CMPE530/630: Digital IC Design

Undergraduate/Graduate Course, Rochester Institue of Technology, Spring 2023

This course will cover the basic theory and techniques of Digital Integrated Circuit Design in CMOS technology. Topics include CMOS transistor theory and operation, design and implementation of CMOS circuits, fabrication process, layout and physical design, delay and power models, static and dynamic logic families, testing and verification, memory and nanoscale technologies. Laboratory assignments and project facilitate in hands-on learning of circuit-level design and simulation, layout and parasitic extractions, pre and post-layout verification and validation, full- custom flow and Synthesis based flow, using industry standard CAD tools.

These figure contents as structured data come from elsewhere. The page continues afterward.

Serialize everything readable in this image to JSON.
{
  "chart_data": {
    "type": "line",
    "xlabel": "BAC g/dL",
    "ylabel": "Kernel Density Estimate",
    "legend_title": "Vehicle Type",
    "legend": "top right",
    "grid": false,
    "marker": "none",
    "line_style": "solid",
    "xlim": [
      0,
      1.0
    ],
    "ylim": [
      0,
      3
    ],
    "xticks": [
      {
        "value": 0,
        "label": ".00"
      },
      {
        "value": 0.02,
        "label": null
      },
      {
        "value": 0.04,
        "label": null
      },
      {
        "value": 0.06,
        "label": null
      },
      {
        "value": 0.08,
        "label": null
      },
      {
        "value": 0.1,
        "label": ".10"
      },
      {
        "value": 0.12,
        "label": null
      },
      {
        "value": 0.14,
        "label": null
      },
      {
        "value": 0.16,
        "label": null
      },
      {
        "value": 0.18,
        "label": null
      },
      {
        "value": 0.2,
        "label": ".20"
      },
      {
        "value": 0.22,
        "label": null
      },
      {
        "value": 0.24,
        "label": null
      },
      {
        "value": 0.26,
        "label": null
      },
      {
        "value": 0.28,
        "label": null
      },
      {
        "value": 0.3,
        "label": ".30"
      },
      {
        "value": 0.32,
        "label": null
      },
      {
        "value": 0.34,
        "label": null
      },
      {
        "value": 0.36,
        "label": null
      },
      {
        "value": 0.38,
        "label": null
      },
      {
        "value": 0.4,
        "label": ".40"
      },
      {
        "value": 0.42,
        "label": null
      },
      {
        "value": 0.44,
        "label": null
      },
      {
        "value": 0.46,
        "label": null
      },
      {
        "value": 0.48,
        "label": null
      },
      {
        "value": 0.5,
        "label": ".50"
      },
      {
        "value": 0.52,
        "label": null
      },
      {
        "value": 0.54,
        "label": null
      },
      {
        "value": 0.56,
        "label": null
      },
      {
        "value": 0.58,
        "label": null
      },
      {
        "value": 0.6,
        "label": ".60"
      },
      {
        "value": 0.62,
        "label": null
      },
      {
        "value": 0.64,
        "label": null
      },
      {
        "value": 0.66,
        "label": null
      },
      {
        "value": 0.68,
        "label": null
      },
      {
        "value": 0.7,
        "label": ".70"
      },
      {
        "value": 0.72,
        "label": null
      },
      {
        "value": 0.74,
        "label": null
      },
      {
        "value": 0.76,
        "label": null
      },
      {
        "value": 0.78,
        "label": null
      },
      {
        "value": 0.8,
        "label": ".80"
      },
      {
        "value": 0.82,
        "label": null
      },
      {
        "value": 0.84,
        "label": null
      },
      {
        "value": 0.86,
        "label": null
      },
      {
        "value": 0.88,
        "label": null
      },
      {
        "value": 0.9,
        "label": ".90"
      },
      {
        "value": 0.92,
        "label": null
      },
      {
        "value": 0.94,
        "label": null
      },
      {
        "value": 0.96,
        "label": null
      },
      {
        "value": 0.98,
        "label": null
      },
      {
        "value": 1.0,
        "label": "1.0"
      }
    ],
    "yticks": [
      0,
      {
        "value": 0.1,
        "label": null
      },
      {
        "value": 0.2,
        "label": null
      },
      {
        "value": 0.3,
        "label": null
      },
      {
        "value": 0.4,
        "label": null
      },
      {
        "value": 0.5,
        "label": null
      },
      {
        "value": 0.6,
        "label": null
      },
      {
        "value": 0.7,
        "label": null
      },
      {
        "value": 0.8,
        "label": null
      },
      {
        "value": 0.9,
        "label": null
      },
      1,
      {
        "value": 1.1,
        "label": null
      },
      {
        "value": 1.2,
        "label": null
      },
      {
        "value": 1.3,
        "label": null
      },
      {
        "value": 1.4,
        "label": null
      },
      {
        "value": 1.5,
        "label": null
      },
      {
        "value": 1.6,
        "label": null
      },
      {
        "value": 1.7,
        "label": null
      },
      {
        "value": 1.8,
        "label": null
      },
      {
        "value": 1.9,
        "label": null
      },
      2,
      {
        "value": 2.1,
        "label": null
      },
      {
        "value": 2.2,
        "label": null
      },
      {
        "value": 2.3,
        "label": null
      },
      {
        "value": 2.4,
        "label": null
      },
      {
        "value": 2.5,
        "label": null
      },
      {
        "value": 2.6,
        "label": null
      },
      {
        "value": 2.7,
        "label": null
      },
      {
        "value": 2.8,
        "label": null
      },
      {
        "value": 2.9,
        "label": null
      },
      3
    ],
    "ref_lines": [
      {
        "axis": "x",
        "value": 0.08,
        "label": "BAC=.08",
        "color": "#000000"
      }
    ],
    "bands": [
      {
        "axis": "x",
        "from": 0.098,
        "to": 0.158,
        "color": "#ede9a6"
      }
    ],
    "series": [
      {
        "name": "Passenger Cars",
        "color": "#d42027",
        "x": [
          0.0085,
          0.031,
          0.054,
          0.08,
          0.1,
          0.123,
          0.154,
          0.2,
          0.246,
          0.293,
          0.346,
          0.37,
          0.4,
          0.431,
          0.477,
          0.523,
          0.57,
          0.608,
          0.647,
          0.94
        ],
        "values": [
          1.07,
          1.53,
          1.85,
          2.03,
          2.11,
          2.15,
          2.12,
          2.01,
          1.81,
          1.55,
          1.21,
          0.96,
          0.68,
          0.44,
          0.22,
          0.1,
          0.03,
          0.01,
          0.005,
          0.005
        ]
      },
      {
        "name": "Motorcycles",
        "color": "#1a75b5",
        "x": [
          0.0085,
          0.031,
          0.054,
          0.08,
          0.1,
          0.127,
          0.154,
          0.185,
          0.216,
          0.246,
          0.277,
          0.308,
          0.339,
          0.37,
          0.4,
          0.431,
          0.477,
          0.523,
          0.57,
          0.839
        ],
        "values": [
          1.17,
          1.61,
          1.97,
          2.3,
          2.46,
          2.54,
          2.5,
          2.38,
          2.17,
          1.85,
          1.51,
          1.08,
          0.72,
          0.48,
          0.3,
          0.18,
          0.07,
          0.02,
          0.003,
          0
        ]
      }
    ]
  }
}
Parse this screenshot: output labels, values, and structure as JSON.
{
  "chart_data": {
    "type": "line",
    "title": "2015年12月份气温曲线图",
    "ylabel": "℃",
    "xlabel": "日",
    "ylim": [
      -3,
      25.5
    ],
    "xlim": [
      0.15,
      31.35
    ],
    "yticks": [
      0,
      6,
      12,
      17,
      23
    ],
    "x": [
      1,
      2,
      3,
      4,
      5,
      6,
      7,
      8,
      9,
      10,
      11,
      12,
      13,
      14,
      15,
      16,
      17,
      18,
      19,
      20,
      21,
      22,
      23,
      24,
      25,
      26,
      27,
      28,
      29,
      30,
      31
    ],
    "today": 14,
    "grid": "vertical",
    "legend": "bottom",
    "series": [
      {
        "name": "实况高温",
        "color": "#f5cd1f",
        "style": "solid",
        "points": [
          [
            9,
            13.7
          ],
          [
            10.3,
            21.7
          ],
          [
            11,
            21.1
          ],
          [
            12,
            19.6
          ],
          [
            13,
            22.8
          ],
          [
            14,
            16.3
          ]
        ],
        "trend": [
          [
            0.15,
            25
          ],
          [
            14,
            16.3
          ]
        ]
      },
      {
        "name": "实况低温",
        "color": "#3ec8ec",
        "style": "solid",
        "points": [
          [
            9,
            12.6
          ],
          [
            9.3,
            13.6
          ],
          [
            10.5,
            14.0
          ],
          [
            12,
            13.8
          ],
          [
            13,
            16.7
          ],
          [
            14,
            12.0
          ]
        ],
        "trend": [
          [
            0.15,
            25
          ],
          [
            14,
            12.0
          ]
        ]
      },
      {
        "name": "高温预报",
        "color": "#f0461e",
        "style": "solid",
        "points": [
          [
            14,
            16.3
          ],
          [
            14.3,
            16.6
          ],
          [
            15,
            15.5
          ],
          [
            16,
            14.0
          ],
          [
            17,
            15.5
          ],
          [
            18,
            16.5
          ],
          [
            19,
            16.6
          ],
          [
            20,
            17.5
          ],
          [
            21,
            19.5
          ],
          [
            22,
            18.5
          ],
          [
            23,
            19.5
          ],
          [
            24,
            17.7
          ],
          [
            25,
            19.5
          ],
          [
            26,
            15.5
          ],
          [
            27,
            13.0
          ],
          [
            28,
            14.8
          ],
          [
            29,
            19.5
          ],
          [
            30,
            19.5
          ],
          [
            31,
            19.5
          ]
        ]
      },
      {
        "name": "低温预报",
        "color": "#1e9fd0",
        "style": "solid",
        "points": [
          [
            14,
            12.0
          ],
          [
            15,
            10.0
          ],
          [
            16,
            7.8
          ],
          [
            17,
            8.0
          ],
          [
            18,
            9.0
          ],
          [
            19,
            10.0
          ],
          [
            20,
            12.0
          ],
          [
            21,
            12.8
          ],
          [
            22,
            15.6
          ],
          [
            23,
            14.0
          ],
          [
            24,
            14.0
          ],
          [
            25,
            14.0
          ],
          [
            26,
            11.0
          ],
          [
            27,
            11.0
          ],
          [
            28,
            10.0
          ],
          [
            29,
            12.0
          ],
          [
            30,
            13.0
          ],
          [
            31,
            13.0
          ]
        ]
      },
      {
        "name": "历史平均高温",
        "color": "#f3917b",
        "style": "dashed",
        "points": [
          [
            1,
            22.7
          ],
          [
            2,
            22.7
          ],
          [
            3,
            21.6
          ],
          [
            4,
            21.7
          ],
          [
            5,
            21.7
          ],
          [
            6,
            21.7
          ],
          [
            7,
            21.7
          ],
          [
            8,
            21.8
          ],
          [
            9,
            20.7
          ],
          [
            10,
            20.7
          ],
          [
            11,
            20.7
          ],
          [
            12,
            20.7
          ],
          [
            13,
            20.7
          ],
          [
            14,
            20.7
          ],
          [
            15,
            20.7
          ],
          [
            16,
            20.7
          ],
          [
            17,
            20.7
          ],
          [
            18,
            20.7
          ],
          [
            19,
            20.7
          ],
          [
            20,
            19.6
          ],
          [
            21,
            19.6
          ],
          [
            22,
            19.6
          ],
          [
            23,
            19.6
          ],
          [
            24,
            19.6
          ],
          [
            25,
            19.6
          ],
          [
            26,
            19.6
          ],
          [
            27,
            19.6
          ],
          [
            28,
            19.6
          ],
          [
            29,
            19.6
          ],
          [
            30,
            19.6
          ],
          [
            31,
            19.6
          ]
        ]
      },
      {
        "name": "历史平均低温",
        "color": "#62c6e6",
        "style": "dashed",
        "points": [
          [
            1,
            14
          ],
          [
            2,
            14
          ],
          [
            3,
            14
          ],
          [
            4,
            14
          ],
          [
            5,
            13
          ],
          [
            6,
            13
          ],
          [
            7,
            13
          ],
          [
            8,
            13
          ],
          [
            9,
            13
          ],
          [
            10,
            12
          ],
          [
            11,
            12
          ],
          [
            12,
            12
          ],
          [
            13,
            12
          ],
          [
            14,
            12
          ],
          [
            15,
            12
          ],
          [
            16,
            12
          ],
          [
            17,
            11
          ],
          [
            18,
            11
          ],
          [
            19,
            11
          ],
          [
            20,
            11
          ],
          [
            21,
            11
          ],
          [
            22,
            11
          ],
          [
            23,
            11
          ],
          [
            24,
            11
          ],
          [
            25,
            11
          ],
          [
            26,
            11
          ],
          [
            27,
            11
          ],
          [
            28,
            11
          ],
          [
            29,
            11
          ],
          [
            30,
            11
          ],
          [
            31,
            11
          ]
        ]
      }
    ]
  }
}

ENEE640: Digital CMOS VLSI Design

Graduate Course, University of Maryland, College Park, Spring 2021

Review of MOS transistors: fabrication, layout, characterization; CMOS circuit and logic design: circuit and logic simulation, fully complementary CMOS logic, pseudo-nMOS logic, dynamic CMOS logic, pass-transistor logic, clocking strategies; sub system design: ALUs, multipliers, memories, PLAs; architecture design: datapath, floorplanning, iterative cellular arrays, systolic arrays; VLSI algorithms; chip design and test: full custom design of chips, possible chip fabrication by MOSIS and subsequent chip testing.